Lee seemed to hesitate, but finally denied having anything to do with the murder of the emigrants, as he was three-fourths of a mile away in a hollow at the time.

Correspondent. Did you not say you felt sorry for what was done there—that you would throw the blame where it belonged?

Lee. I am no traitor. I will never betray Brigham Young, as he was not there. Still I do not intend to any that others were not guilty, but Brigham Young sent messengers with dispatches to that place (the meadows) but all was over and it was too late.

This is certainly enough to show that Young had knowledge that the massacre would take place.

Correspondent. Mr. Lee, you know that blood atonement was then and had been taught by Young?

Lee. Yes.

Correspondent. Do you feel justified, Mr. Lee, in covering up this affair at Mountain Meadows, having the knowledge of it that you have, and still hiding it from the world?

To this question Lee seemed to have objections, but in a low tone said, “he would never stretch hemp.”

Correspondent. You say, Mr. Lee, that you do believe in the Book of Mormon, which is strong against polygamy and blood atonement?

Lee. I do.

Correspondent. Well, in that book we are informed that the lord forgave certain of the people of their murders when they repented seriously, and finally, after offering their lives were forgiven, but died for the testimony of Jesus. Do you not feel that it would be better to do this and make an clean breast of it than to suffer hereafter the stigma attached to your character?

Lee. I dislike a traitor. Joseph Smith, Sr, used to say a traitor is worthy of death.

Correspondent. But those people at Mountain Meadows were innocent, both men, women and children being like you claim to be. No law had condemned them as guilty, and all men, in a certain degree, are innocent in the eyes of the law until proved otherwise.

This is hardly so, I think, in their case at least, as the Territory was under martial law at that time.

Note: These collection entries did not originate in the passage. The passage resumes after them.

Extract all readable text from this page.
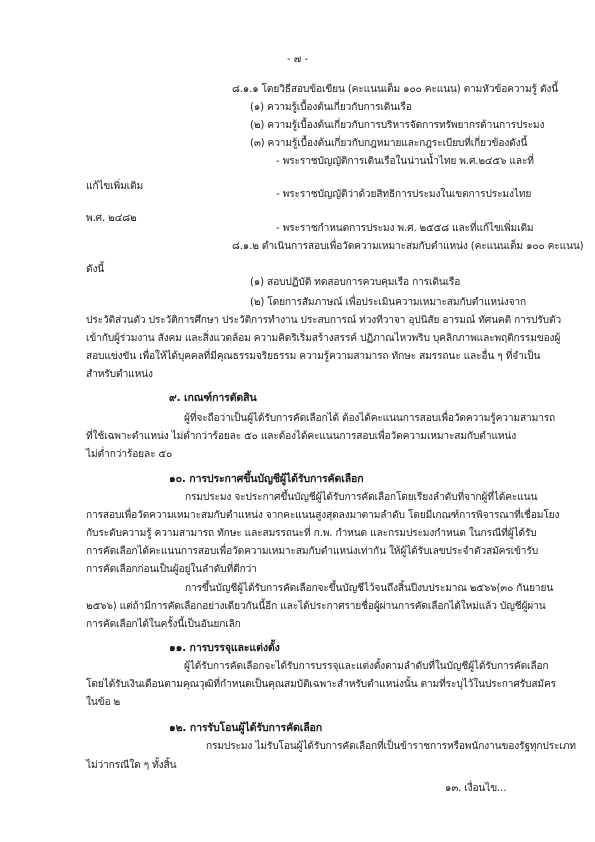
- ๗ -
๘.๑.๑ โดยวิธีสอบข้อเขียน (คะแนนเต็ม ๑๐๐ คะแนน) ตามหัวข้อความรู้ ดังนี้
(๑) ความรู้เบื้องต้นเกี่ยวกับการเดินเรือ
(๒) ความรู้เบื้องต้นเกี่ยวกับการบริหารจัดการทรัพยากรด้านการประมง
(๓) ความรู้เบื้องต้นเกี่ยวกับกฎหมายและกฎระเบียบที่เกี่ยวข้องดังนี้
- พระราชบัญญัติการเดินเรือในน่านน้ำไทย พ.ศ.๒๔๕๖ และที่
แก้ไขเพิ่มเติม
- พระราชบัญญัติว่าด้วยสิทธิการประมงในเขตการประมงไทย
พ.ศ. ๒๔๘๒
- พระราชกำหนดการประมง พ.ศ. ๒๕๕๘ และที่แก้ไขเพิ่มเติม
๘.๑.๒ ดำเนินการสอบเพื่อวัดความเหมาะสมกับตำแหน่ง (คะแนนเต็ม ๑๐๐ คะแนน)
ดังนี้
(๑) สอบปฏิบัติ ทดสอบการควบคุมเรือ การเดินเรือ
(๒) โดยการสัมภาษณ์ เพื่อประเมินความเหมาะสมกับตำแหน่งจาก
ประวัติส่วนตัว ประวัติการศึกษา ประวัติการทำงาน ประสบการณ์ ท่วงทีวาจา อุปนิสัย อารมณ์ ทัศนคติ การปรับตัว
เข้ากับผู้ร่วมงาน สังคม และสิ่งแวดล้อม ความคิดริเริ่มสร้างสรรค์ ปฏิภาณไหวพริบ บุคลิกภาพและพฤติกรรมของผู้
สอบแข่งขัน เพื่อให้ได้บุคคลที่มีคุณธรรมจริยธรรม ความรู้ความสามารถ ทักษะ สมรรถนะ และอื่น ๆ ที่จำเป็น
สำหรับตำแหน่ง
๙. เกณฑ์การตัดสิน
ผู้ที่จะถือว่าเป็นผู้ได้รับการคัดเลือกได้ ต้องได้คะแนนการสอบเพื่อวัดความรู้ความสามารถ
ที่ใช้เฉพาะตำแหน่ง ไม่ต่ำกว่าร้อยละ ๕๐ และต้องได้คะแนนการสอบเพื่อวัดความเหมาะสมกับตำแหน่ง
ไม่ต่ำกว่าร้อยละ ๕๐
๑๐. การประกาศขึ้นบัญชีผู้ได้รับการคัดเลือก
กรมประมง จะประกาศขึ้นบัญชีผู้ได้รับการคัดเลือกโดยเรียงลำดับที่จากผู้ที่ได้คะแนน
การสอบเพื่อวัดความเหมาะสมกับตำแหน่ง จากคะแนนสูงสุดลงมาตามลำดับ โดยมีเกณฑ์การพิจารณาที่เชื่อมโยง
กับระดับความรู้ ความสามารถ ทักษะ และสมรรถนะที่ ก.พ. กำหนด และกรมประมงกำหนด ในกรณีที่ผู้ได้รับ
การคัดเลือกได้คะแนนการสอบเพื่อวัดความเหมาะสมกับตำแหน่งเท่ากัน ให้ผู้ได้รับเลขประจำตัวสมัครเข้ารับ
การคัดเลือกก่อนเป็นผู้อยู่ในลำดับที่ดีกว่า
การขึ้นบัญชีผู้ได้รับการคัดเลือกจะขึ้นบัญชีไว้จนถึงสิ้นปีงบประมาณ ๒๕๖๖(๓๐ กันยายน
๒๕๖๖) แต่ถ้ามีการคัดเลือกอย่างเดียวกันนี้อีก และได้ประกาศรายชื่อผู้ผ่านการคัดเลือกได้ใหม่แล้ว บัญชีผู้ผ่าน
การคัดเลือกได้ในครั้งนี้เป็นอันยกเลิก
๑๑. การบรรจุและแต่งตั้ง
ผู้ได้รับการคัดเลือกจะได้รับการบรรจุและแต่งตั้งตามลำดับที่ในบัญชีผู้ได้รับการคัดเลือก
โดยได้รับเงินเดือนตามคุณวุฒิที่กำหนดเป็นคุณสมบัติเฉพาะสำหรับตำแหน่งนั้น ตามที่ระบุไว้ในประกาศรับสมัคร
ในข้อ ๒
๑๒. การรับโอนผู้ได้รับการคัดเลือก
กรมประมง ไม่รับโอนผู้ได้รับการคัดเลือกที่เป็นข้าราชการหรือพนักงานของรัฐทุกประเภท
ไม่ว่ากรณีใด ๆ ทั้งสิ้น
๑๓. เงื่อนไข...
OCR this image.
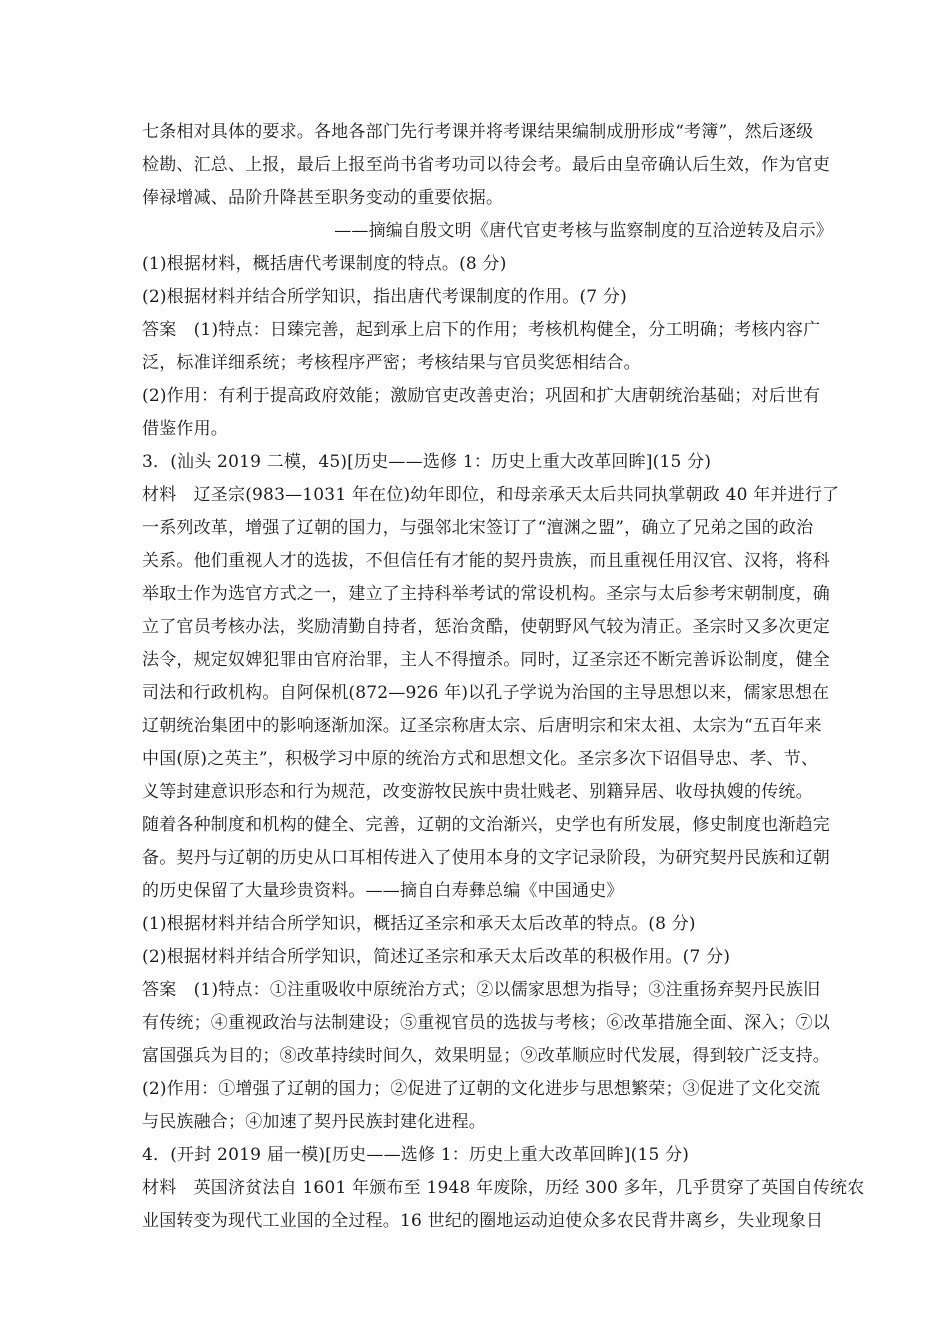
七条相对具体的要求。各地各部门先行考课并将考课结果编制成册形成“考簿”，然后逐级
检勘、汇总、上报，最后上报至尚书省考功司以待会考。最后由皇帝确认后生效，作为官吏
俸禄增减、品阶升降甚至职务变动的重要依据。
——摘编自殷文明《唐代官吏考核与监察制度的互洽逆转及启示》
(1)根据材料，概括唐代考课制度的特点。(8 分)
(2)根据材料并结合所学知识，指出唐代考课制度的作用。(7 分)
答案　(1)特点：日臻完善，起到承上启下的作用；考核机构健全，分工明确；考核内容广
泛，标准详细系统；考核程序严密；考核结果与官员奖惩相结合。
(2)作用：有利于提高政府效能；激励官吏改善吏治；巩固和扩大唐朝统治基础；对后世有
借鉴作用。
3．(汕头 2019 二模，45)[历史——选修 1：历史上重大改革回眸](15 分)
材料　辽圣宗(983—1031 年在位)幼年即位，和母亲承天太后共同执掌朝政 40 年并进行了
一系列改革，增强了辽朝的国力，与强邻北宋签订了“澶渊之盟”，确立了兄弟之国的政治
关系。他们重视人才的选拔，不但信任有才能的契丹贵族，而且重视任用汉官、汉将，将科
举取士作为选官方式之一，建立了主持科举考试的常设机构。圣宗与太后参考宋朝制度，确
立了官员考核办法，奖励清勤自持者，惩治贪酷，使朝野风气较为清正。圣宗时又多次更定
法令，规定奴婢犯罪由官府治罪，主人不得擅杀。同时，辽圣宗还不断完善诉讼制度，健全
司法和行政机构。自阿保机(872—926 年)以孔子学说为治国的主导思想以来，儒家思想在
辽朝统治集团中的影响逐渐加深。辽圣宗称唐太宗、后唐明宗和宋太祖、太宗为“五百年来
中国(原)之英主”，积极学习中原的统治方式和思想文化。圣宗多次下诏倡导忠、孝、节、
义等封建意识形态和行为规范，改变游牧民族中贵壮贱老、别籍异居、收母执嫂的传统。
随着各种制度和机构的健全、完善，辽朝的文治渐兴，史学也有所发展，修史制度也渐趋完
备。契丹与辽朝的历史从口耳相传进入了使用本身的文字记录阶段，为研究契丹民族和辽朝
的历史保留了大量珍贵资料。——摘自白寿彝总编《中国通史》
(1)根据材料并结合所学知识，概括辽圣宗和承天太后改革的特点。(8 分)
(2)根据材料并结合所学知识，简述辽圣宗和承天太后改革的积极作用。(7 分)
答案　(1)特点：①注重吸收中原统治方式；②以儒家思想为指导；③注重扬弃契丹民族旧
有传统；④重视政治与法制建设；⑤重视官员的选拔与考核；⑥改革措施全面、深入；⑦以
富国强兵为目的；⑧改革持续时间久，效果明显；⑨改革顺应时代发展，得到较广泛支持。
(2)作用：①增强了辽朝的国力；②促进了辽朝的文化进步与思想繁荣；③促进了文化交流
与民族融合；④加速了契丹民族封建化进程。
4．(开封 2019 届一模)[历史——选修 1：历史上重大改革回眸](15 分)
材料　英国济贫法自 1601 年颁布至 1948 年废除，历经 300 多年，几乎贯穿了英国自传统农
业国转变为现代工业国的全过程。16 世纪的圈地运动迫使众多农民背井离乡，失业现象日
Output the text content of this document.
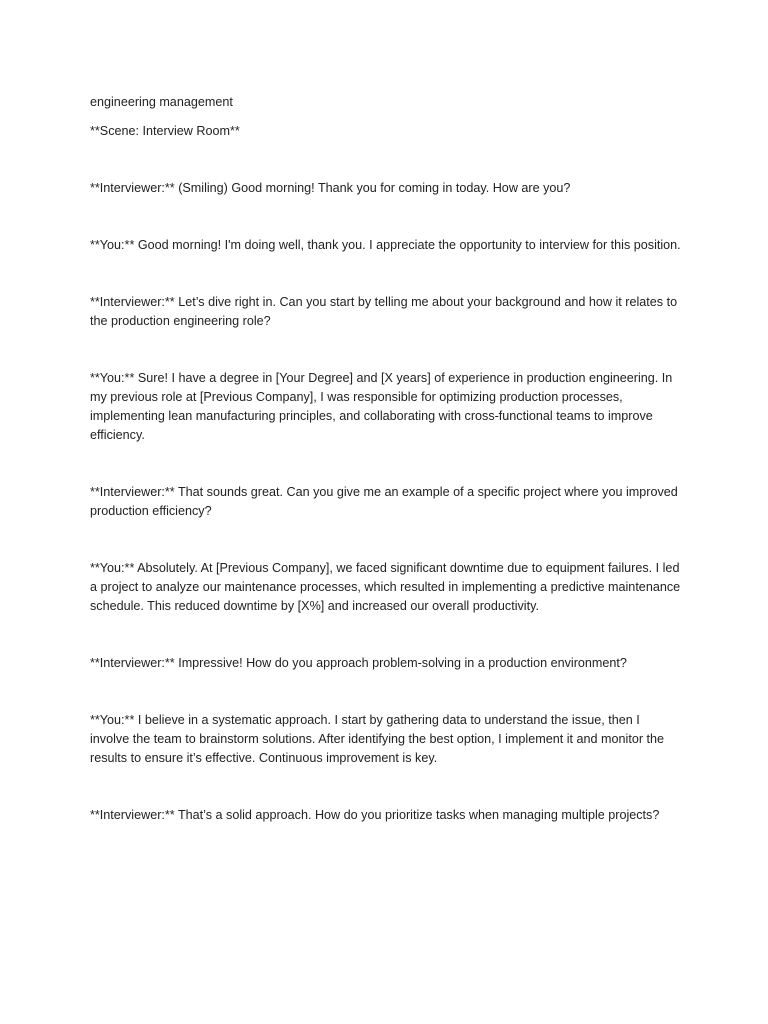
engineering management
**Scene: Interview Room**
**Interviewer:** (Smiling) Good morning! Thank you for coming in today. How are you?
**You:** Good morning! I'm doing well, thank you. I appreciate the opportunity to interview for this position.
**Interviewer:** Let’s dive right in. Can you start by telling me about your background and how it relates to the production engineering role?
**You:** Sure! I have a degree in [Your Degree] and [X years] of experience in production engineering. In my previous role at [Previous Company], I was responsible for optimizing production processes, implementing lean manufacturing principles, and collaborating with cross-functional teams to improve efficiency.
**Interviewer:** That sounds great. Can you give me an example of a specific project where you improved production efficiency?
**You:** Absolutely. At [Previous Company], we faced significant downtime due to equipment failures. I led a project to analyze our maintenance processes, which resulted in implementing a predictive maintenance schedule. This reduced downtime by [X%] and increased our overall productivity.
**Interviewer:** Impressive! How do you approach problem-solving in a production environment?
**You:** I believe in a systematic approach. I start by gathering data to understand the issue, then I involve the team to brainstorm solutions. After identifying the best option, I implement it and monitor the results to ensure it’s effective. Continuous improvement is key.
**Interviewer:** That’s a solid approach. How do you prioritize tasks when managing multiple projects?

The old story of their (the emigrants) poisoning springs, uttering oaths, and so on, was repeated. This is how lies were manufactured in former times and sworn to by Indians. Lee was courteous, and by this time had become quite familiar, and it is my belief that if he were to plead his own case he would convict himself. This he would do and make a clean breast of it if a proper course could be pursued. He has very little money at his own command, and were it not fro the means in the hands of others, who employ attorneys at their own expense, or for the sake (of notoriety, we would quickly be rid of the most guilty, ungodly, professed prophets, pseudo apostles false teachers and sacrilegious priestly perjurers that ever escaped the guillotine or the gallows. All the efforts ever made by the firmness, determination, untiring industry and zeal for the preservation of the honor and rights of the law of such Judges as his Honor J. S. Boreman, with his associates in the Second District of the courts of Utah. There is little use in jeopardizing the lives of such worthy men as Marshal Stokes in the dangerous undertaking of capturing such men as Lee whilst the power and money are in the hands of the guilty, the law itself being weakened by a priestly hierarchy, for the defense of which perjury and conspiracy against the General Government are considered no crime. Even the press, in some instances, is not free from bribery, and where our world is misplaced or published to the world by an honest Gentile, a thousand are used to fame his character by the Urim and Thummim of a sacerdotal priesthood, composed of alieos, bigamists, polygamists and despisers of Government, who would in some countries long ago have been condemned to felons’ cells or the traitor’s ong home.